Reconhecendo atos veterinários

Assim, o FEDRA argumenta que a legislação deve “reconhecer expressamente como atos médicos veterinários preventivos de interesse público” a identificação eletrônica, vacinação, desparasitação, esterilização, consulta clínica preventiva inicial e os exames básicos estritamente necessários para a

realização segura desses atos.

A Federação enfatiza que a proposta “não diz respeito a tratamentos complexos, hospitalizações, cirurgias de emergência ou medicina veterinária especializada”.

“É essencial distinguir a prevenção do tratamento. Não defendemos que os municípios substituam hospitais e clínicas privadas, nem que assumam todos os custos de doenças ou acidentes.

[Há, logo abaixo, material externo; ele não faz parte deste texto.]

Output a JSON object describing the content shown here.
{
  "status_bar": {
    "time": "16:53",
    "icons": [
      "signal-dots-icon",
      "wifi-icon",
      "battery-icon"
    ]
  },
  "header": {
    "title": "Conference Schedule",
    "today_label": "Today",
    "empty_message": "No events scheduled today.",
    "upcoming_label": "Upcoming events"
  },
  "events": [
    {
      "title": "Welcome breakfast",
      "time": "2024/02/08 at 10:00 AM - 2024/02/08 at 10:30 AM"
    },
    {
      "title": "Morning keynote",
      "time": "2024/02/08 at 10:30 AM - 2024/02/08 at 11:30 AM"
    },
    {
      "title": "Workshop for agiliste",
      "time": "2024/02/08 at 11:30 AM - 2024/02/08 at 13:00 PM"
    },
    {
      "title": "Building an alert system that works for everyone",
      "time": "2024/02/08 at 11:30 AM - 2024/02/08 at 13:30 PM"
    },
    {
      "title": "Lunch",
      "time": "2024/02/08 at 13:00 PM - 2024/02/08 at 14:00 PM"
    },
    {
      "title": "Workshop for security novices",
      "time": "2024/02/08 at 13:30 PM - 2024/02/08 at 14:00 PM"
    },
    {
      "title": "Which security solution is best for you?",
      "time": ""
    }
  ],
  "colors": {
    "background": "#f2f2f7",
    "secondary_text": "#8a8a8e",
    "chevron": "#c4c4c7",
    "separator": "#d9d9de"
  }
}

Defendemos que eles tenham competência legal clara para garantir os atos mínimos que evitem o abandono, a reprodução descontrolada, o risco sanitário e a sobrecarga dos próprios Conselhos Regionais de Odontologia”, explica o presidente da

FEDRA.

A instituição também acredita que os veterinários municipais devem ser reconhecidos como profissionais centrais na prevenção do abandono e na promoção da saúde veterinária pública, observando que seu papel “não pode se limitar ao manejo de animais já coletados, à inspeção ou à resposta a situações de maus-tratos e emergências”.

Além disso, o FEDRA argumenta que procedimentos médicos veterinários preventivos devem ser assegurados em CROs que tenham condições técnicas, humanas e materiais adequadas, sob a responsabilidade dos veterinários municipais.

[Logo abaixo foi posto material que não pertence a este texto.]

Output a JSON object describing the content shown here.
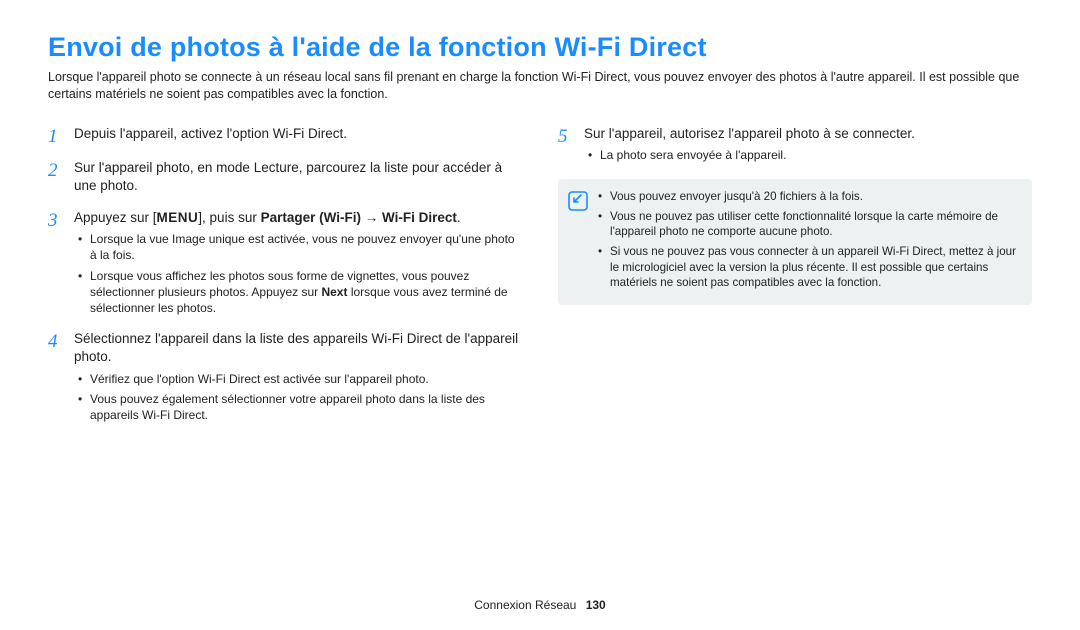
{
  "title": "Envoi de photos à l'aide de la fonction Wi-Fi Direct",
  "intro": "Lorsque l'appareil photo se connecte à un réseau local sans fil prenant en charge la fonction Wi-Fi Direct, vous pouvez envoyer des photos à l'autre appareil. Il est possible que certains matériels ne soient pas compatibles avec la fonction.",
  "left": {
    "s1_num": "1",
    "s1": "Depuis l'appareil, activez l'option Wi-Fi Direct.",
    "s2_num": "2",
    "s2": "Sur l'appareil photo, en mode Lecture, parcourez la liste pour accéder à une photo.",
    "s3_num": "3",
    "s3_pre": "Appuyez sur [",
    "s3_menu": "MENU",
    "s3_mid": "], puis sur ",
    "s3_b1": "Partager (Wi-Fi)",
    "s3_arrow": " → ",
    "s3_b2": "Wi-Fi Direct",
    "s3_end": ".",
    "s3_sub1": "Lorsque la vue Image unique est activée, vous ne pouvez envoyer qu'une photo à la fois.",
    "s3_sub2_a": "Lorsque vous affichez les photos sous forme de vignettes, vous pouvez sélectionner plusieurs photos. Appuyez sur ",
    "s3_sub2_bold": "Next",
    "s3_sub2_b": " lorsque vous avez terminé de sélectionner les photos.",
    "s4_num": "4",
    "s4": "Sélectionnez l'appareil dans la liste des appareils Wi-Fi Direct de l'appareil photo.",
    "s4_sub1": "Vérifiez que l'option Wi-Fi Direct est activée sur l'appareil photo.",
    "s4_sub2": "Vous pouvez également sélectionner votre appareil photo dans la liste des appareils Wi-Fi Direct."
  },
  "right": {
    "s5_num": "5",
    "s5": "Sur l'appareil, autorisez l'appareil photo à se connecter.",
    "s5_sub1": "La photo sera envoyée à l'appareil.",
    "note1": "Vous pouvez envoyer jusqu'à 20 fichiers à la fois.",
    "note2": "Vous ne pouvez pas utiliser cette fonctionnalité lorsque la carte mémoire de l'appareil photo ne comporte aucune photo.",
    "note3": "Si vous ne pouvez pas vous connecter à un appareil Wi-Fi Direct, mettez à jour le micrologiciel avec la version la plus récente. Il est possible que certains matériels ne soient pas compatibles avec la fonction."
  },
  "footer": {
    "section": "Connexion Réseau",
    "page": "130"
  }
}
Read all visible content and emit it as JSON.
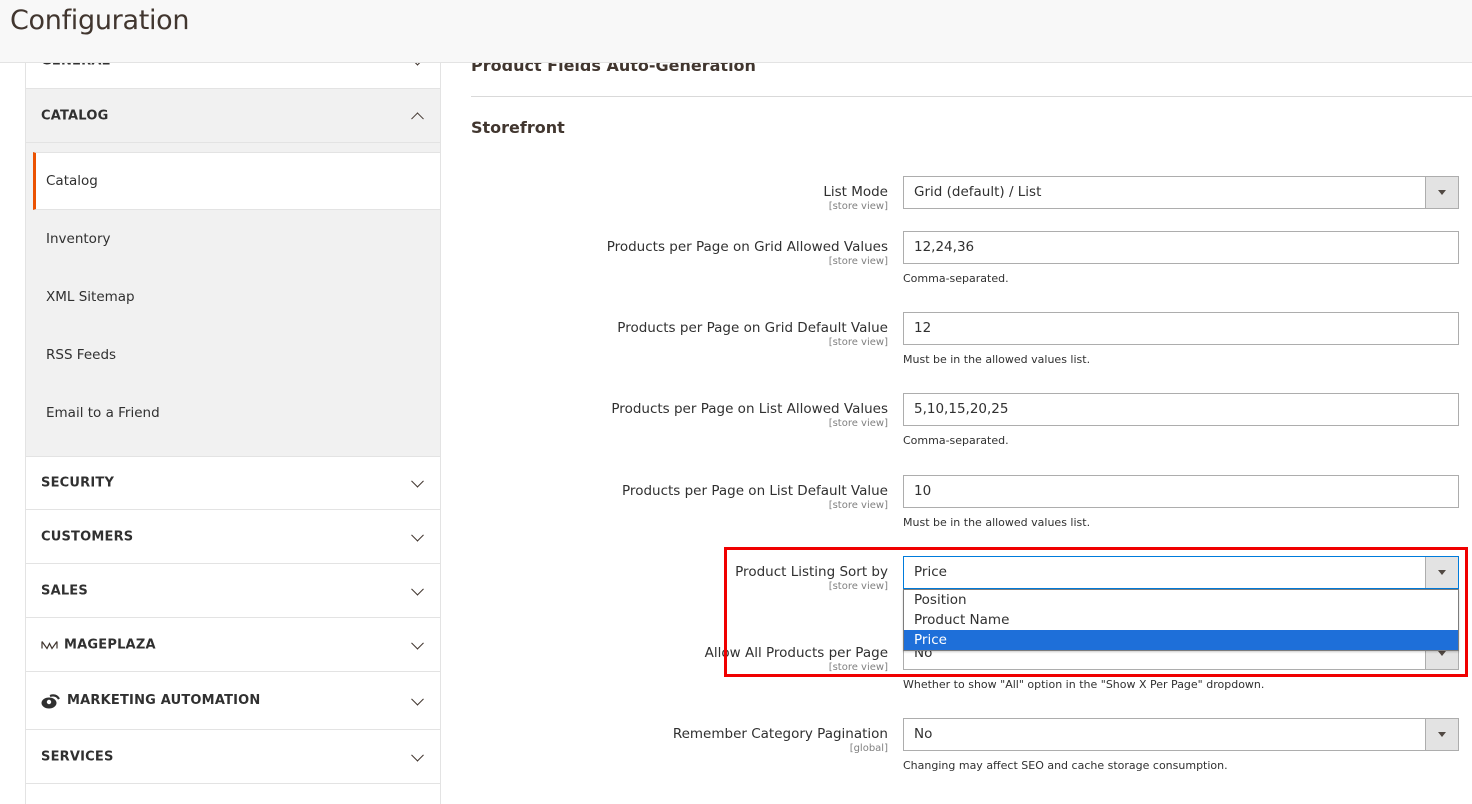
{
  "header": {
    "title": "Configuration"
  },
  "sidebar": {
    "sections": [
      {
        "label": "GENERAL",
        "state": "collapsed"
      },
      {
        "label": "CATALOG",
        "state": "expanded",
        "items": [
          {
            "label": "Catalog",
            "active": true
          },
          {
            "label": "Inventory"
          },
          {
            "label": "XML Sitemap"
          },
          {
            "label": "RSS Feeds"
          },
          {
            "label": "Email to a Friend"
          }
        ]
      },
      {
        "label": "SECURITY",
        "state": "collapsed"
      },
      {
        "label": "CUSTOMERS",
        "state": "collapsed"
      },
      {
        "label": "SALES",
        "state": "collapsed"
      },
      {
        "label": "MAGEPLAZA",
        "state": "collapsed",
        "icon": "mageplaza-logo-icon"
      },
      {
        "label": "MARKETING AUTOMATION",
        "state": "collapsed",
        "icon": "marketing-automation-logo-icon"
      },
      {
        "label": "SERVICES",
        "state": "collapsed"
      }
    ]
  },
  "main": {
    "groups": {
      "auto_generation": "Product Fields Auto-Generation",
      "storefront": "Storefront"
    },
    "fields": [
      {
        "label": "List Mode",
        "scope": "[store view]",
        "type": "select",
        "value": "Grid (default) / List"
      },
      {
        "label": "Products per Page on Grid Allowed Values",
        "scope": "[store view]",
        "type": "text",
        "value": "12,24,36",
        "note": "Comma-separated."
      },
      {
        "label": "Products per Page on Grid Default Value",
        "scope": "[store view]",
        "type": "text",
        "value": "12",
        "note": "Must be in the allowed values list."
      },
      {
        "label": "Products per Page on List Allowed Values",
        "scope": "[store view]",
        "type": "text",
        "value": "5,10,15,20,25",
        "note": "Comma-separated."
      },
      {
        "label": "Products per Page on List Default Value",
        "scope": "[store view]",
        "type": "text",
        "value": "10",
        "note": "Must be in the allowed values list."
      },
      {
        "label": "Product Listing Sort by",
        "scope": "[store view]",
        "type": "select",
        "value": "Price",
        "open": true,
        "options": [
          "Position",
          "Product Name",
          "Price"
        ],
        "highlighted_option": "Price"
      },
      {
        "label": "Allow All Products per Page",
        "scope": "[store view]",
        "type": "select",
        "value": "No",
        "note": "Whether to show \"All\" option in the \"Show X Per Page\" dropdown."
      },
      {
        "label": "Remember Category Pagination",
        "scope": "[global]",
        "type": "select",
        "value": "No",
        "note": "Changing may affect SEO and cache storage consumption."
      }
    ]
  },
  "colors": {
    "active_accent": "#eb5202",
    "selected_option": "#1e6fd9",
    "annotation_box": "#f00000"
  }
}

“É contraditório reforçar os Centros Oficiais de Coleta para responder ao abandono de animais e, ao mesmo tempo, limitar o uso de sua capacidade técnica e humana para evitar esse mesmo abandono”, enfatiza Rodrigo Livreiro.

O FEDRA argumenta que os CROs devem “evoluir progressivamente de estruturas focadas em coleta e moradia para centros municipais de prevenção, saúde e bem-estar animal”.

Mudança legislativa

Portanto, o órgão considera que a mudança legislativa pode ser alcançada por meio de uma revisão do regime aplicável a animais de companhia, centros oficiais de coleta e competências municipais em relação ao bem-estar animal

.

A federação enfatiza que esse modelo não representa concorrência desleal com a medicina veterinária privada, mas visa “garantir uma resposta pública preventiva” em áreas de interesse coletivo, especialmente quando vulnerabilidade econômica, risco de abandono ou superpopulação animal estão em jogo.

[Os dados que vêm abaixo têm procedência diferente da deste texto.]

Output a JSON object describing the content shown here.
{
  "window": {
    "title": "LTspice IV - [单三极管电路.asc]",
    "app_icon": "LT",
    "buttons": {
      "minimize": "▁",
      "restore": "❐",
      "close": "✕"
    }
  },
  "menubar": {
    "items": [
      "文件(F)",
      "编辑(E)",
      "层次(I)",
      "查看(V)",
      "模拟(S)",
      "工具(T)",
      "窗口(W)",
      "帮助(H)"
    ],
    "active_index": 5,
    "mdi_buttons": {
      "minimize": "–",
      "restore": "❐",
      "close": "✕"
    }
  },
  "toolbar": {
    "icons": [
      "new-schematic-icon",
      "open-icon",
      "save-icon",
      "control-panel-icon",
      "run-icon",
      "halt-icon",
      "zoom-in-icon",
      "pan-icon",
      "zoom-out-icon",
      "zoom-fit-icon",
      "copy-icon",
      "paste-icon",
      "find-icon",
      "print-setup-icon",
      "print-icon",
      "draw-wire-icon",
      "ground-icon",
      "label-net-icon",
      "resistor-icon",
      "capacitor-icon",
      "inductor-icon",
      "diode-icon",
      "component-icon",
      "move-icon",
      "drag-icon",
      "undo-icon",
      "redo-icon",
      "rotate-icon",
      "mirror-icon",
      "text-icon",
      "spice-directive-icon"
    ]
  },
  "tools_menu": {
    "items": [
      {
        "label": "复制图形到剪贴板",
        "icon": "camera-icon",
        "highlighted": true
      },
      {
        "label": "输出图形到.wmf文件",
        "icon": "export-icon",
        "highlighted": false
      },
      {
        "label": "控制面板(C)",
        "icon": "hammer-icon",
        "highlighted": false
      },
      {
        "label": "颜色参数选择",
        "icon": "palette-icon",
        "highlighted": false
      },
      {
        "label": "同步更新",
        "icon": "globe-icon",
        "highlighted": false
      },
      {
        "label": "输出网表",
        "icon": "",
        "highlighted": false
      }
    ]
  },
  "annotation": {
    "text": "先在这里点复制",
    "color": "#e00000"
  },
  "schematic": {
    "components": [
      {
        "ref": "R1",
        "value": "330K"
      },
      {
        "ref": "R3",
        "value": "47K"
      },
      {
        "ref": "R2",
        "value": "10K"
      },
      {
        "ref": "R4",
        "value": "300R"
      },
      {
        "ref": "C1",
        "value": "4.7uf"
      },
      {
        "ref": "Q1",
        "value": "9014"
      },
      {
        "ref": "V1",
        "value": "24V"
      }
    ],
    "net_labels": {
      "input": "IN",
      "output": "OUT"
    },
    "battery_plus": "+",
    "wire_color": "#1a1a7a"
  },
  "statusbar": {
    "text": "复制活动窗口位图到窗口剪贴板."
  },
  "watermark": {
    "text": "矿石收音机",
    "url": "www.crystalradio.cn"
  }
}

A FEDRA é uma organização sem fins lucrativos, fundada recentemente pelas associações NIRA — Centro de Intervenção e Resgate Animal, Liga Portuguesa dos Direitos dos Animais, Associação de Animais de Rua — Esterilização e Proteção de Animais em Risco, Animalife — Associação para a Sensibilização e Apoio Social e Ambiental e Sociedade de Proteção Animal, com o objetivo de promover o bem-estar, proteção, defesa e resgate de animais em risco.